In my opinion, don’t bring pillows and blankets. They are a pain to lug and you will just need to wash them. My center had blankets and pillows, cleaned and heated, for patients to borrow. I would recommend wearing comfortable clothing. Cozy socks, a top with easy port access, and maybe a sleep mask should be sufficient.


My center offered a wide variety of food and snacks. If your appointment is over the lunch hour, you may want to bring a sandwich or something more substantial. Otherwise, I always made sure to have hard candies in my bag. Lemon and mint flavors worked best for cutting through the metallic taste, especially the port flush.

What is going on in my mouth?

I can not stress enough how thirsty you will be. Gather the water bottles and straws and have them filled with ice all over your house. You won’t be able to drink enough. If/when water starts to taste metallic, add in some gatorade for flavor.

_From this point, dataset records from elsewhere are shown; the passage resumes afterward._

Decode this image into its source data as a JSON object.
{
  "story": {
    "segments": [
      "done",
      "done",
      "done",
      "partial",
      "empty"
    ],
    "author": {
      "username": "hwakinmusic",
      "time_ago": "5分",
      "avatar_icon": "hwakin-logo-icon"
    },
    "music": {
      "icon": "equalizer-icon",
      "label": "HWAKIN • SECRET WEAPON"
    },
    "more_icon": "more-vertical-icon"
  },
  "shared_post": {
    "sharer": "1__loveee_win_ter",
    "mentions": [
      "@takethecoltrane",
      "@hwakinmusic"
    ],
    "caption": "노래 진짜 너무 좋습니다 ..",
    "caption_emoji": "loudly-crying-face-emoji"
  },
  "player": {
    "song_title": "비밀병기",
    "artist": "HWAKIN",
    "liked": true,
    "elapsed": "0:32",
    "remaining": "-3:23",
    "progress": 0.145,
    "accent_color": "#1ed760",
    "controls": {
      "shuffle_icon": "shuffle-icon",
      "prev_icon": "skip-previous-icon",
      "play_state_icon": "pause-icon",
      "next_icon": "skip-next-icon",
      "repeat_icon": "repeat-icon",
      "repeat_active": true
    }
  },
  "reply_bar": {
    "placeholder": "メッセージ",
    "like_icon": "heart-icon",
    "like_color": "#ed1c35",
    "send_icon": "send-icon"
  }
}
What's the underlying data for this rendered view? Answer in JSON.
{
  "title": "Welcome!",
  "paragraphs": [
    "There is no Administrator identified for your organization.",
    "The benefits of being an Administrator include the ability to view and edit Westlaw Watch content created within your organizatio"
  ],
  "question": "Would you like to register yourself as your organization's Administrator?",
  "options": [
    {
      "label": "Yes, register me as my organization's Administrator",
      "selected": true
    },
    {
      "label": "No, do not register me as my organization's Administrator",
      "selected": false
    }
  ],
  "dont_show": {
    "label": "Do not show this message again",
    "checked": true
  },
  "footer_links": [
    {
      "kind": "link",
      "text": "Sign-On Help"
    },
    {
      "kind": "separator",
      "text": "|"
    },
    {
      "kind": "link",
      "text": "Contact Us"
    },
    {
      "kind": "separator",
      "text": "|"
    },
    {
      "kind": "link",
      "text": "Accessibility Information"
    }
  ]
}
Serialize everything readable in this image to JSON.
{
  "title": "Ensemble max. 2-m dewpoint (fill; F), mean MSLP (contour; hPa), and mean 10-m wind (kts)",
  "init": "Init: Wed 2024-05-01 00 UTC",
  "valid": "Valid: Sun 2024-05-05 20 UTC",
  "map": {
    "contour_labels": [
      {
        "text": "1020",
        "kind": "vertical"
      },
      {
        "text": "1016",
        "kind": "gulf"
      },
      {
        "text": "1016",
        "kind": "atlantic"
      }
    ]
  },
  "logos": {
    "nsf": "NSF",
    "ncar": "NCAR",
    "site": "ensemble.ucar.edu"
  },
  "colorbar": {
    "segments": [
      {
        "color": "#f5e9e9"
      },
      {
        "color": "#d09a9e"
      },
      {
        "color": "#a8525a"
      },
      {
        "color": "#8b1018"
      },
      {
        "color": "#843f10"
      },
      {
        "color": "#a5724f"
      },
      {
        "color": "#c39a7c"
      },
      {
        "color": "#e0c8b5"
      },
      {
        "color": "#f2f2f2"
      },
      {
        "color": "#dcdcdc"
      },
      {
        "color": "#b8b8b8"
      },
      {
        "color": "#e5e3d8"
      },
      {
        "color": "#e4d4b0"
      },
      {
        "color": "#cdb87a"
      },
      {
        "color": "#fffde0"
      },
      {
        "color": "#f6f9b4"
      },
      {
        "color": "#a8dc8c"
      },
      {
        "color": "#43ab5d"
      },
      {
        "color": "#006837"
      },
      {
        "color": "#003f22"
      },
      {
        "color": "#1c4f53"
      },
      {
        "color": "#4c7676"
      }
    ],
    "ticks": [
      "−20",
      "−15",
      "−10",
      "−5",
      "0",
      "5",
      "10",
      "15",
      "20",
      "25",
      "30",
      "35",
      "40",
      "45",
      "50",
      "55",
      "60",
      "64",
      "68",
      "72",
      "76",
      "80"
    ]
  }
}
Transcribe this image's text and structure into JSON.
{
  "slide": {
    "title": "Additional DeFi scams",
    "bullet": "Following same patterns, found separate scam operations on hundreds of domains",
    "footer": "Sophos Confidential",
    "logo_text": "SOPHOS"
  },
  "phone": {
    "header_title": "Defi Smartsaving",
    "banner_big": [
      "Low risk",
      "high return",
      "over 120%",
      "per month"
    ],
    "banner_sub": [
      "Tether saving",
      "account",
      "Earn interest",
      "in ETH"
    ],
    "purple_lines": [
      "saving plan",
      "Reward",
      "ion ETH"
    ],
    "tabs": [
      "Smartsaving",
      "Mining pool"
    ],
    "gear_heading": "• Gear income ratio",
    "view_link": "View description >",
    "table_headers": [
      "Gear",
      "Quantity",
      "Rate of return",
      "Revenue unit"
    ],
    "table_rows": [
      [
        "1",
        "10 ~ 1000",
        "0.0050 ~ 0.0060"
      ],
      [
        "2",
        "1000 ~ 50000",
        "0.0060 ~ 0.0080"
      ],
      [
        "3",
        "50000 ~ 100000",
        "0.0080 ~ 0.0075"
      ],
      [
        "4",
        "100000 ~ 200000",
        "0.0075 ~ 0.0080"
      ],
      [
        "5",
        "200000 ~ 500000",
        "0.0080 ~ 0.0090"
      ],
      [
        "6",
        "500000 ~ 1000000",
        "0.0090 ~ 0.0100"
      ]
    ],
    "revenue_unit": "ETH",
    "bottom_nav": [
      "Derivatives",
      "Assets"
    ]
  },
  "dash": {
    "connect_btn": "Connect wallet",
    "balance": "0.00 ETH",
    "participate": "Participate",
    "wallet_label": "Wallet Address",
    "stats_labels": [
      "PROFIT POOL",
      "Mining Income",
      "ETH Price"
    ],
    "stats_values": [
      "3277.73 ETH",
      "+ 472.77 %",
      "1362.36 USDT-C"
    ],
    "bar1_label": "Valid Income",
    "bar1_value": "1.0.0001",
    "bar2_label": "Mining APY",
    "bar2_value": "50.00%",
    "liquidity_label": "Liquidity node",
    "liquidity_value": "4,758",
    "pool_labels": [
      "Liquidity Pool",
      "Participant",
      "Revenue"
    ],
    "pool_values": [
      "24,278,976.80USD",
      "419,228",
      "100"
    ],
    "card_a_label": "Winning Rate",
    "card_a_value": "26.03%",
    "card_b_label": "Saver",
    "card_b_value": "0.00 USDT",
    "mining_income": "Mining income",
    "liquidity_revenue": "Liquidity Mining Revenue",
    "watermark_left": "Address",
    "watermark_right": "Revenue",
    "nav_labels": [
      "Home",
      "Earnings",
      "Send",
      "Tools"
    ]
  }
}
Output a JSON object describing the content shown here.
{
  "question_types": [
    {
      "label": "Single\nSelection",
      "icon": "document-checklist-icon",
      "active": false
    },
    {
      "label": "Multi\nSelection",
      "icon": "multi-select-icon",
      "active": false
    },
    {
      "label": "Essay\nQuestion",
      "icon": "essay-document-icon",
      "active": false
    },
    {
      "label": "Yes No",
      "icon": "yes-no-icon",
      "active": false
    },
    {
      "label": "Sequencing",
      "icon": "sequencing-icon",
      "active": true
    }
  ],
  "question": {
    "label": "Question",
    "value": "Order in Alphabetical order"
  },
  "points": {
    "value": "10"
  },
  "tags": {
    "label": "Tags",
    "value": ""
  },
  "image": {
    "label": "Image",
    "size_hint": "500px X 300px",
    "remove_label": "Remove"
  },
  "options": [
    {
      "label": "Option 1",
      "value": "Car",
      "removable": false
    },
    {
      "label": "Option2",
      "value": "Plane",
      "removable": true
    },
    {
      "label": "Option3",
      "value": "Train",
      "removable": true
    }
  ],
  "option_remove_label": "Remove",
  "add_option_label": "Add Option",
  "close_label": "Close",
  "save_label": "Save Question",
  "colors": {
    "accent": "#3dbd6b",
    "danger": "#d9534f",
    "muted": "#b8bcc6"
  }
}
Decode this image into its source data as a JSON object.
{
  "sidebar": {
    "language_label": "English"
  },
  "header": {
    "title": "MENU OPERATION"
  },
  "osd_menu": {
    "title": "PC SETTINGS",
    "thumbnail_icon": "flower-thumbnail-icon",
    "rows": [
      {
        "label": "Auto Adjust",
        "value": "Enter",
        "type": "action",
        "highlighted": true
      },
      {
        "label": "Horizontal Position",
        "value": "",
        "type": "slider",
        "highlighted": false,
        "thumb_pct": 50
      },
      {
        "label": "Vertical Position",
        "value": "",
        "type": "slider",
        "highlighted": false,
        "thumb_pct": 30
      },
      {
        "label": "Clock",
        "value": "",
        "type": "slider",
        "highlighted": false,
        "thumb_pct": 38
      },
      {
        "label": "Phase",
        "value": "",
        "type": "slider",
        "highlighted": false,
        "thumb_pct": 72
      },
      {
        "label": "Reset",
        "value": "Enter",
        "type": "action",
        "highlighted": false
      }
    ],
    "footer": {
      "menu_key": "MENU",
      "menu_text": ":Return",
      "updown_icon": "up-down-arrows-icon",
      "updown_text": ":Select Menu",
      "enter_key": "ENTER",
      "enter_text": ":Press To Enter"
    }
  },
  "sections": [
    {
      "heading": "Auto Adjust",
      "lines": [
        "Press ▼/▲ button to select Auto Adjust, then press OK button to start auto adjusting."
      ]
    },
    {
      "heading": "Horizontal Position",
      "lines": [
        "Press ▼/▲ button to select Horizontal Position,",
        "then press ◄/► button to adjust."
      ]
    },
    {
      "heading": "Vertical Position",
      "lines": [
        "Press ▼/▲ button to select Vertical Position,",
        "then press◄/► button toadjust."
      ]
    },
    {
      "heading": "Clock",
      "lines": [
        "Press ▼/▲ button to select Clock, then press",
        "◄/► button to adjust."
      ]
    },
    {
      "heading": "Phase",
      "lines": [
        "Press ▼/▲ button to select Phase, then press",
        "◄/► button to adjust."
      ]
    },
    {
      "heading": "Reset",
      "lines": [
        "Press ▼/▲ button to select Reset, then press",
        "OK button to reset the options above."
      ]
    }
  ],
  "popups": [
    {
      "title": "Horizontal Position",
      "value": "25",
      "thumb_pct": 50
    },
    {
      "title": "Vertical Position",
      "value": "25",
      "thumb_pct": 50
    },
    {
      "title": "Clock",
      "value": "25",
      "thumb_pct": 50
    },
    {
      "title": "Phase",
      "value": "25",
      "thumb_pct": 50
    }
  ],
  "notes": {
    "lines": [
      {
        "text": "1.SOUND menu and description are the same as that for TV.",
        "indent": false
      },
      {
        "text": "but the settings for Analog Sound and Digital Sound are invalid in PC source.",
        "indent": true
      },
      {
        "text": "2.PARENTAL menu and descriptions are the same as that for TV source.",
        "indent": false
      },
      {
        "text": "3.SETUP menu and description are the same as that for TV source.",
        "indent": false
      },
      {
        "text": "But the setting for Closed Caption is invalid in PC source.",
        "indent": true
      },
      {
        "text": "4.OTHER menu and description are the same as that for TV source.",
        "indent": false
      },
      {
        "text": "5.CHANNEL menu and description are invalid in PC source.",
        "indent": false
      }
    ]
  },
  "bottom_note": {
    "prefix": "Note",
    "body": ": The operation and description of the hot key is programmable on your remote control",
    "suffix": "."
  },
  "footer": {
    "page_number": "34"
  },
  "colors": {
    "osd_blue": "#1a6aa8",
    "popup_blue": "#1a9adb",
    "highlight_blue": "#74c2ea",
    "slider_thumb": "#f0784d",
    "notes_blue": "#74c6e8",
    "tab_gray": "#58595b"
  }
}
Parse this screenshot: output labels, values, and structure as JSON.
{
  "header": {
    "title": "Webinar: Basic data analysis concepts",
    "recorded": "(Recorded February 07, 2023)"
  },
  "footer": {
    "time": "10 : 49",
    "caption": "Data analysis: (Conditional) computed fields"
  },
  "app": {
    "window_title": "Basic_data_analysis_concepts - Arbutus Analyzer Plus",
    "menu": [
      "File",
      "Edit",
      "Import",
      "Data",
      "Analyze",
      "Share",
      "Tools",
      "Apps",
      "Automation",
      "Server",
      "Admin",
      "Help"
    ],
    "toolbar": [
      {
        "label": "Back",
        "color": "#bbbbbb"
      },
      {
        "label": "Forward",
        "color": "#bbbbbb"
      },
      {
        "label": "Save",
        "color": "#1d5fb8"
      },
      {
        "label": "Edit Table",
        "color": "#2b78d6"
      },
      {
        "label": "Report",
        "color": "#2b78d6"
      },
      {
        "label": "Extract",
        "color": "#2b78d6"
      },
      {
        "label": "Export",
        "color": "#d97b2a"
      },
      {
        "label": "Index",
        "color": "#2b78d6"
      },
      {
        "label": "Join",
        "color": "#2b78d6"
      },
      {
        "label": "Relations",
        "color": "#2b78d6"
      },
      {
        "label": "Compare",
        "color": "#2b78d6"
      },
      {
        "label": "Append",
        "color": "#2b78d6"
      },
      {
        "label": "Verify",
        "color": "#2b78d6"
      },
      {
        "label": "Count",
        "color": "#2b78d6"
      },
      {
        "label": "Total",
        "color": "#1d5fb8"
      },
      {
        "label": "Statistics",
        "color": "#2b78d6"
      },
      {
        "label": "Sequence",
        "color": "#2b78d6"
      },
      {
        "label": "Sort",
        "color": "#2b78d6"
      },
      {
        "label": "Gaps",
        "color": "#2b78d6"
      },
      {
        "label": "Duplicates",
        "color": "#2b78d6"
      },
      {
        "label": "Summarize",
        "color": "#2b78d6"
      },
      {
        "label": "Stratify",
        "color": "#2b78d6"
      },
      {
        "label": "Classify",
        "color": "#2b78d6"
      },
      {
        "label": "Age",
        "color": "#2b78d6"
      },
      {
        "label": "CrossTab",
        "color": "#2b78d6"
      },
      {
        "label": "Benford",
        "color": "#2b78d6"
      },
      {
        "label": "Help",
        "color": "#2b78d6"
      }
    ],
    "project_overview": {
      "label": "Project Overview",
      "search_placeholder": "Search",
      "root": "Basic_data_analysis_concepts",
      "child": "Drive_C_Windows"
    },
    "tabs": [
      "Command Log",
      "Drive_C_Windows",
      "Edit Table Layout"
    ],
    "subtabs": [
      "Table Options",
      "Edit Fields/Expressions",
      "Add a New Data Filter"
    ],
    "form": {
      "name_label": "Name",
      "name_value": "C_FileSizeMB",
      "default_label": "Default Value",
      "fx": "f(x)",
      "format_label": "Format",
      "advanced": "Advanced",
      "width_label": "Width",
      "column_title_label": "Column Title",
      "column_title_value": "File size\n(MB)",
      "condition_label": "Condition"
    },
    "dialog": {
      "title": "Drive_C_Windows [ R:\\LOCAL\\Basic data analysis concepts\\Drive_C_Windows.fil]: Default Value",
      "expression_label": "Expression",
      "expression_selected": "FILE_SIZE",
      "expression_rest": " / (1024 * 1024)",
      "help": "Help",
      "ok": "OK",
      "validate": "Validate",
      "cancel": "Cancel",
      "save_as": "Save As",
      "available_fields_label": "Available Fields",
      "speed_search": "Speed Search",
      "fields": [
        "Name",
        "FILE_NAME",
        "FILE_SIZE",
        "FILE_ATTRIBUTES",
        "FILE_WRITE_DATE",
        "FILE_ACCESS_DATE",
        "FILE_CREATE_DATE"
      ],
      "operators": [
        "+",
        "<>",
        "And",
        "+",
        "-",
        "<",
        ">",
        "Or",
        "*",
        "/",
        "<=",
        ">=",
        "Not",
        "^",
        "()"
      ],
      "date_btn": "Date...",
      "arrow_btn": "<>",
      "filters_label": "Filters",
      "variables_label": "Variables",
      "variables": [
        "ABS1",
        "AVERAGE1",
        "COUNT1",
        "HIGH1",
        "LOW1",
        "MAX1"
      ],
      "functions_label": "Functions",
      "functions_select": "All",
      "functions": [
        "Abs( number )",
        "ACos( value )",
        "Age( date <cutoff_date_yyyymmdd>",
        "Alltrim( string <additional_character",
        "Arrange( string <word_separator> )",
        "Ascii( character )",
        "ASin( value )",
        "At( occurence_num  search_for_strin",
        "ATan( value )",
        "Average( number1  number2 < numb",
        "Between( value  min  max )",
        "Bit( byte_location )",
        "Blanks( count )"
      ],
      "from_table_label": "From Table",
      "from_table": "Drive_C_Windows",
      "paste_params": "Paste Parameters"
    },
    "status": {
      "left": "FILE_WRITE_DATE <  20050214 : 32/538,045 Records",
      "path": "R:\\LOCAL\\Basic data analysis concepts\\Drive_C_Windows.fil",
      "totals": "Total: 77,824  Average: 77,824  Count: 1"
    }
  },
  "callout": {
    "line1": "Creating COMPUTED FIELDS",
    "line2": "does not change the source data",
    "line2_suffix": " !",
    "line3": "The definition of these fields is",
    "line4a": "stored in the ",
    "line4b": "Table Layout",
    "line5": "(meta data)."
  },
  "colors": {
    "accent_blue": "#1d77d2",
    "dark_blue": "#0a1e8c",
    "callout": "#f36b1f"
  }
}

Here is my tip for chemo snacks. Before your first treatment make a Target run. Buy ALL of the prepackaged snacks (pretzels, nuts, granola bars, etc.) and put them in a big bin. Then, set a timer to remind yourself to eat a little bit every hour and see what in the bin looks good at the moment. Eating often can help with nausea and having a variety of choices is helpful too.

Side Effects?

Don’t get too freaked out about the side effects. It’s a long list. Some will hit you hard and others will never come to fruition. I would recommend taking it day by day and assuming ANYTHING is a side effect that should be reported to your oncologist. Here are a few that I experienced.

  • Follucuticis

This is a fancy name for infection of the hair follicles. It will look like red and itchy bumps on your scalp. Don’t wait- call your oncologist right away and get on an antibiotic.

  • Reaction to Taxotere

I’ve never been one to have acne. However, after my first treatment I broke out all over my face and neck. The bumps also burned and were very itchy. My oncologist put me on a steroid and reduced my dosage on subsequent treatments.

  • Nuelasta Bone Pain

This pain is the real deal! Be prepared for 24 hours after the shot to have horrible bone pain. Try non-medical interventions to shock the nervous system like cold packs/showers and hot baths. Also, as hard as it is to imagine, move the body. Try walking, stretching, or foam rolling. Medical interventions include Claritin (nobody knows exactly why this works, but I took it twice a day), pain meds (I took Vicodin) and Cannabis.

What about my hair?

This is such a big topic, I need to dedicate a separate blog to this experience. But, here are my highlights.

I shaved my head, buzzed to a level 3, a week before my first chemotherapy. Around Day 10 after my first treatment, the hair began to fall out. Day 14 it hurt badly and was very tender. I vigorously shampooed and then lint rolled in the shower. Yep, I said lint toll.

Day 20 I went back to the salon and had them buzz down what remained (about 20%) to the nubs. I also had some professional photos taken, which I highly recommend. There may even be someone in your neighborhood who will do it for free! I went all in on wigs and fun head coverings, and I can honestly say that I don’t miss my hair.

Chemotherapy is hard, but doable. Remember the treatments are cumulative, so the first round will feel better than the last. Give yourself grace, space, and time to heal. And remember to recognize your accomplishments upon completion!